La ventaja de un texto escrito, decía Savater a su hijo Amador, es que puedes leerlo cuando quieras, «a ratos perdidos y sin dar una muestra de respeto: al pasar por las páginas bostezas o te ríes si te parece, con toda libertad, es más propio para ser leído que para ser escuchado por un sermón». A diferencia de una plática cara a cara, donde uno debe mostrar interés aunque se esté soñando en ir a ver cualquier cosa en lugar de presenciar un rollo confesional, el texto escrito es paciente y sabe esperar cuando regreses a terminarlo. Hoy, por un impulso de desahogo me siento en la computadora para comentarte que estoy agotado de tanto leer, y de eso voy a hablar en este momento. [Empiezan algunos bostezos]
Recuerdo que hace unos días leí (para variar) un artículo donde se mencionaba que un buen texto es aquel que provoca en el lector el deseo de escribir. Un buen cuento, por ejemplo, seria capaz de concebir en tu voluntad el deseo de escribir un cuento, decirse uno para sí «yo también puedo hacer un cuento». Un buen texto —precisando mi recuerdo— es aquel de debe prolongar de manera natural el gusto por la lectura hacia la escritura en un lector común, pues la lectura y la escritura no deben de estar reñidos, ni tendría por qué estarlo.Así pues, en eso consistiría el “feeling” y esencia de un buen escritor: llevar al lector a la idea de que él también tiene algo qué decir, y que no es necesario ser todo un catedrático de la escritura para narrarnos en poesía, cuento, ensayo y demás florituras de la narrativa fragmentaria.
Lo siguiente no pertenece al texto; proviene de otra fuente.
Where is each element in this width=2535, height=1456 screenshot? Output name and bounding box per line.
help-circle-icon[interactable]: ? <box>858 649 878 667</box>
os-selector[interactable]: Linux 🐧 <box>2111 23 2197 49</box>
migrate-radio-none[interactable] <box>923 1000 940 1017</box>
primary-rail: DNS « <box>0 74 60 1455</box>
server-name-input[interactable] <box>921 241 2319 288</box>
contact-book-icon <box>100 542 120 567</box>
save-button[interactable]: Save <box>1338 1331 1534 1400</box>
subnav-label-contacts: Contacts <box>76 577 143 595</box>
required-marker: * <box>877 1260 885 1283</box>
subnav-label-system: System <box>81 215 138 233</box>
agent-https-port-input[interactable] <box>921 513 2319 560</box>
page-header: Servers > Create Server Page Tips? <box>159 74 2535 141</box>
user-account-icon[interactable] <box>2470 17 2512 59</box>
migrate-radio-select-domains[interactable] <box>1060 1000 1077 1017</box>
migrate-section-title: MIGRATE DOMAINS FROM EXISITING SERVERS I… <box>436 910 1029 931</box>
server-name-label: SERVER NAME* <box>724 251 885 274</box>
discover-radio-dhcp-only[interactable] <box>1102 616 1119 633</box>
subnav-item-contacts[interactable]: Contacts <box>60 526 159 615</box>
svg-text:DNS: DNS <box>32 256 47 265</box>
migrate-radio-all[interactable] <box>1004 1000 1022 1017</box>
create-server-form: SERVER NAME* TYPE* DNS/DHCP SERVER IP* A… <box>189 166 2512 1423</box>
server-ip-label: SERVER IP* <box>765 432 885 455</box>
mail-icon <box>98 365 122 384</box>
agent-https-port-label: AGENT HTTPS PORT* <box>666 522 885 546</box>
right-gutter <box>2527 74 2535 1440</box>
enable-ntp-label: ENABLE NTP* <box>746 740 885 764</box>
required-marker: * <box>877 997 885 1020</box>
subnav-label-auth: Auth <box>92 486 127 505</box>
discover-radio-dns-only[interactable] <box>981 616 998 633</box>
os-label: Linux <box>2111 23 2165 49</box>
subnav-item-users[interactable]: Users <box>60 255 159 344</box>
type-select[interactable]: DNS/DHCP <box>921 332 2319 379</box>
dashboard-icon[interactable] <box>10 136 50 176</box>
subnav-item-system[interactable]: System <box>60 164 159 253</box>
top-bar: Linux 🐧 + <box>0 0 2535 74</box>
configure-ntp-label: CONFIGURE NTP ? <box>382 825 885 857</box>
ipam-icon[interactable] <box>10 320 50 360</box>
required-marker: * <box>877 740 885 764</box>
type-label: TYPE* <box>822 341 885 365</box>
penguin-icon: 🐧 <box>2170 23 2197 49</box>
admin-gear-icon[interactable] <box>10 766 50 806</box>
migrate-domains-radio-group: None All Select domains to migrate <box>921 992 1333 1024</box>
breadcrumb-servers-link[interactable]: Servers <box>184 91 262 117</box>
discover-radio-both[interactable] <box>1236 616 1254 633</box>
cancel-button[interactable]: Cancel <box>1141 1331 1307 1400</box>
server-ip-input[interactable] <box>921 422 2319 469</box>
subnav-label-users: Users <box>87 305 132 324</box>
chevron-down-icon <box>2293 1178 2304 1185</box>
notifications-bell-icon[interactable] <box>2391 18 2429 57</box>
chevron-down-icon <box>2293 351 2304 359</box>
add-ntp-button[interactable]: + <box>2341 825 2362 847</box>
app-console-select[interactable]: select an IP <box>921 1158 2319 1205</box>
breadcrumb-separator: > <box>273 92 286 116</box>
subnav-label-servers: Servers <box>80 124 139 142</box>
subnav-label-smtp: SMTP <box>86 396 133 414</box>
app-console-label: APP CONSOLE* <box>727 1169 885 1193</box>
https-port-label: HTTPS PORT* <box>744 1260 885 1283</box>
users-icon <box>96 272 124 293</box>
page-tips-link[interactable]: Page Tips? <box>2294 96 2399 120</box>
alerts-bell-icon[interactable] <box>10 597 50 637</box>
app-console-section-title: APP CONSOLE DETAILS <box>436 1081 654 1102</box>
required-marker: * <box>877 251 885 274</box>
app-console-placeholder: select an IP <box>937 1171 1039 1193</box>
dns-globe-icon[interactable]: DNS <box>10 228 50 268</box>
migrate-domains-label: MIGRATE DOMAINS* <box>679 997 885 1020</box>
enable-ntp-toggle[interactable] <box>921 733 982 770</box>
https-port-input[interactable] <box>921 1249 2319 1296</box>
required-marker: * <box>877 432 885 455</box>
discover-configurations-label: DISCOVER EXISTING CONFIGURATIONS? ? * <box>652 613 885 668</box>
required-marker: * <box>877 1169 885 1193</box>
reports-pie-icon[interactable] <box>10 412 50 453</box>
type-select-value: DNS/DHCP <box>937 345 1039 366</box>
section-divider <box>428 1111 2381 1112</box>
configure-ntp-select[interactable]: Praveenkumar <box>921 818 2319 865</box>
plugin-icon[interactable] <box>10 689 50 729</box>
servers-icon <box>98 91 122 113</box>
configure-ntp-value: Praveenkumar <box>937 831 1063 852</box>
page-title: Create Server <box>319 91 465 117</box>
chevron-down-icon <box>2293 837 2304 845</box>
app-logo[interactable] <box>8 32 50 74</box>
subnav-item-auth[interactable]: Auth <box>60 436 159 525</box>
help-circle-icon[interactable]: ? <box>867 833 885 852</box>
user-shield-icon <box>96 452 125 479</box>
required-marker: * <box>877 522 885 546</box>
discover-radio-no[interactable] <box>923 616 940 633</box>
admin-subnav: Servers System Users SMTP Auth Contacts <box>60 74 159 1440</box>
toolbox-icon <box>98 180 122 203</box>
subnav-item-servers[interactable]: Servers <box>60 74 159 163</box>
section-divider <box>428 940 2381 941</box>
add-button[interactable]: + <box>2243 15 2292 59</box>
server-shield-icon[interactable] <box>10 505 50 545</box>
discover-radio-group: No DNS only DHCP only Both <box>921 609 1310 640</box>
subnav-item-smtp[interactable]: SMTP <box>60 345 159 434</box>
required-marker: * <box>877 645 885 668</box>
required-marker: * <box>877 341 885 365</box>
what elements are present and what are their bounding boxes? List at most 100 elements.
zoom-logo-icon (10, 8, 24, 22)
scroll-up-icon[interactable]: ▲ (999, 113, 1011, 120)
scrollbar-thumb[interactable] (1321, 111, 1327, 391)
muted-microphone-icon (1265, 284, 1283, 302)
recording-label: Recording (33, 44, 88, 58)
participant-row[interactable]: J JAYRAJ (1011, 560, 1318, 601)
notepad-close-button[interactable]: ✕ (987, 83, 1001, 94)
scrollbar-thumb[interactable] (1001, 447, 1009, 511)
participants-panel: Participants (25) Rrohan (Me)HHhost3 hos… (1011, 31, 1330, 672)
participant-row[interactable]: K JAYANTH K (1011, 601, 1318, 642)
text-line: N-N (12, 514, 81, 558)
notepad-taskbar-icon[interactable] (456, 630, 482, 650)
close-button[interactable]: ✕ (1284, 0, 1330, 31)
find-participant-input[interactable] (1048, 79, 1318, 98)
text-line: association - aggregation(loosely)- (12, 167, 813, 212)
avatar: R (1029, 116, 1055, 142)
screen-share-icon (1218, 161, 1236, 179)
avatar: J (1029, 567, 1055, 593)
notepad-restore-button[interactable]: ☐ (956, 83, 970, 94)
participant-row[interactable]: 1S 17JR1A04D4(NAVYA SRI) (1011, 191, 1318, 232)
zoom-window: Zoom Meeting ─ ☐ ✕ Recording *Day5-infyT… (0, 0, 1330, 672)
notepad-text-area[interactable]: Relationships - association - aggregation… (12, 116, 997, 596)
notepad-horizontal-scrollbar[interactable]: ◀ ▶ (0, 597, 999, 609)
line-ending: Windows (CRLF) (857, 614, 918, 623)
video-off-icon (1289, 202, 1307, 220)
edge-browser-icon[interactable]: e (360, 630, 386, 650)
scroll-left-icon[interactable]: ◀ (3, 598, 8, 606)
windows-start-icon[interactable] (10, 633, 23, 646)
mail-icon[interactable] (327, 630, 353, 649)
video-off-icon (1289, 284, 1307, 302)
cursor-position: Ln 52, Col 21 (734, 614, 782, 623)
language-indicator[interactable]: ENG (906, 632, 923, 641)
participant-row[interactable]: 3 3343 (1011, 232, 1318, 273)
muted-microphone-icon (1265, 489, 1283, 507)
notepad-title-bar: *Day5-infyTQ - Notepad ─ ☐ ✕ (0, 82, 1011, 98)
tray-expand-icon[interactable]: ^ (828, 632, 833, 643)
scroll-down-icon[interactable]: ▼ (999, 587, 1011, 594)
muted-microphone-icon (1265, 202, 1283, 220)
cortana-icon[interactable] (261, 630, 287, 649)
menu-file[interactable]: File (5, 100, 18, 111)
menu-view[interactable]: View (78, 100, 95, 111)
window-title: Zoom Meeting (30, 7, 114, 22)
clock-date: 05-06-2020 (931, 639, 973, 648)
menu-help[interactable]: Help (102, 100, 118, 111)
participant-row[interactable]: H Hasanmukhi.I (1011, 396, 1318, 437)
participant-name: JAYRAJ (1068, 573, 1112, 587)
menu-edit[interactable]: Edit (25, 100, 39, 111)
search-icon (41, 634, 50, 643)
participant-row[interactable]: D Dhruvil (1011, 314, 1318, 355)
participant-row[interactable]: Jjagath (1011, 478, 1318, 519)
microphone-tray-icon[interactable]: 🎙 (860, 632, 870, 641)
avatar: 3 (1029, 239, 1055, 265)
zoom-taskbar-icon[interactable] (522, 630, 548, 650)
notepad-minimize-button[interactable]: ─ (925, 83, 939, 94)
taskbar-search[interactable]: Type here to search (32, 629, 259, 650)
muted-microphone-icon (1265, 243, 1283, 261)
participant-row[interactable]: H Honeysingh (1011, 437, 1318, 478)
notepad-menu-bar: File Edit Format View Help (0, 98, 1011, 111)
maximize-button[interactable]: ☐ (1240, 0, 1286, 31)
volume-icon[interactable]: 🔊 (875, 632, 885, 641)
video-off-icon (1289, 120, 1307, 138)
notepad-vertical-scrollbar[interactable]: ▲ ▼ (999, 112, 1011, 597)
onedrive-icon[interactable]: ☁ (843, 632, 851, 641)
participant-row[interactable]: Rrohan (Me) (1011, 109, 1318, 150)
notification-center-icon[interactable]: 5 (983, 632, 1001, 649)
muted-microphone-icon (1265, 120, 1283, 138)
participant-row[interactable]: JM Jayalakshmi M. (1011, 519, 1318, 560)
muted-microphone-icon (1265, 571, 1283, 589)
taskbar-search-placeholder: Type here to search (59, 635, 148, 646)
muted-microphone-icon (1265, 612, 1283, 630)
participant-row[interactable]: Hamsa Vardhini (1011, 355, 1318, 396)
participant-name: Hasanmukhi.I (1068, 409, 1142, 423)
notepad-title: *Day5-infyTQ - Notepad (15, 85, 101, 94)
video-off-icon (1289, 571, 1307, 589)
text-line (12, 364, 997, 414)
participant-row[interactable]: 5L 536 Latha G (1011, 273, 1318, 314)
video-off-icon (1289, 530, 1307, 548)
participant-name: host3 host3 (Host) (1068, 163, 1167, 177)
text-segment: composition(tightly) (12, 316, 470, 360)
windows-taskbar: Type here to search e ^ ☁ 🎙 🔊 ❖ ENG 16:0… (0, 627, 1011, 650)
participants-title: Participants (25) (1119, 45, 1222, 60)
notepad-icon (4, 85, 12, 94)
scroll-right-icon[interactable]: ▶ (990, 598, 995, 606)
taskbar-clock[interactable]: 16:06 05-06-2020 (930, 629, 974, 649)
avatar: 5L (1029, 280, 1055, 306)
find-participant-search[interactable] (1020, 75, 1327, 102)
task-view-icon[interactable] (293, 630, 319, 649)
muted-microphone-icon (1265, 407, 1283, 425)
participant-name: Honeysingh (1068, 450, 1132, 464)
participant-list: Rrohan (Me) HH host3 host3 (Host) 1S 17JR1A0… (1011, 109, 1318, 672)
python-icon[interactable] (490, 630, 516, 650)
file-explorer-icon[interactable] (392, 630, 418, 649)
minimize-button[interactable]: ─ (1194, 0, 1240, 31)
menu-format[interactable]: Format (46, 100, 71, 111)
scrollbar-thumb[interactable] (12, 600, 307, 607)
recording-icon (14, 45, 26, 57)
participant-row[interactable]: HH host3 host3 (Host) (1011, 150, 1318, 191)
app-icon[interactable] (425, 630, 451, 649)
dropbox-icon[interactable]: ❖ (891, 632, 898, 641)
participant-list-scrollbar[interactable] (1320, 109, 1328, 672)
Bueno, eso es lo que se dice. Pero me ha pasado que leo y leo, y en ocasiones uno pierde el hábito de la escritura. Claro, leo y saco apuntes, pero esos vagos escritos se refieren a lo leído, no a mis reflexiones personales.
¿Pues qué has estado leyendo? —se preguntarán. Respuesta: Las Confesiones, de San Agustín. Y para curiosidad, me ha sido un texto inasible porque no he encontrado la interrogante que me sirviera como un detonador de cuestionamientos que impulsaran a una lectura más dinámica y —si se quiere— interactiva. No he podido sacar un ex–cursus, mis propias confesiones, pues, y/o especulaciones intelectuales. Es agotador leer sin una piedra de toque o punto de apoyo. Sucede como en la literatura, cuando no encuentras el anzuelo que te sostenga a la obra empiezas a leer casi mecánicamente, o definitivamente terminas dejándola.
El caso es que casi al final del libro encontré un anzuelo —¡al fin!— que me ha conducido a imaginar no sé cuántas cosas. Es curioso que la filosofía precise de imaginación, pero así sucede al menos a mí, de lo contrario creo que me volvería un lector mecánico.
Hoy en la tarde, mientras leía más por oficio de lectura que por placer intelectual, me dí cuenta de que necesitaba escribir algo fuera de tema, algo sobre mí, desahogar esta extraña inconformidad de la palabra, y ahora me doy cuenta de que un blog sirve hasta para eso, para desahogarse de no sé qué cosa personal. [Disculpa a mis cyberpsicólogos]
Me he percatado de que cuando dejo de leer me falta algo, como que me siento incompleto, como si anduviera por las calles con la mochila vacía, y es que tengo un marcado hábito de lectura. Pero también constato de que ahora tengo otro hábito: escribirme, describirme e inscribir en el imaginario de lo virtual (o la virtualidad de lo imaginario).
Ya me siento mejor.
P. D.: Gracias por llegar hasta aquí.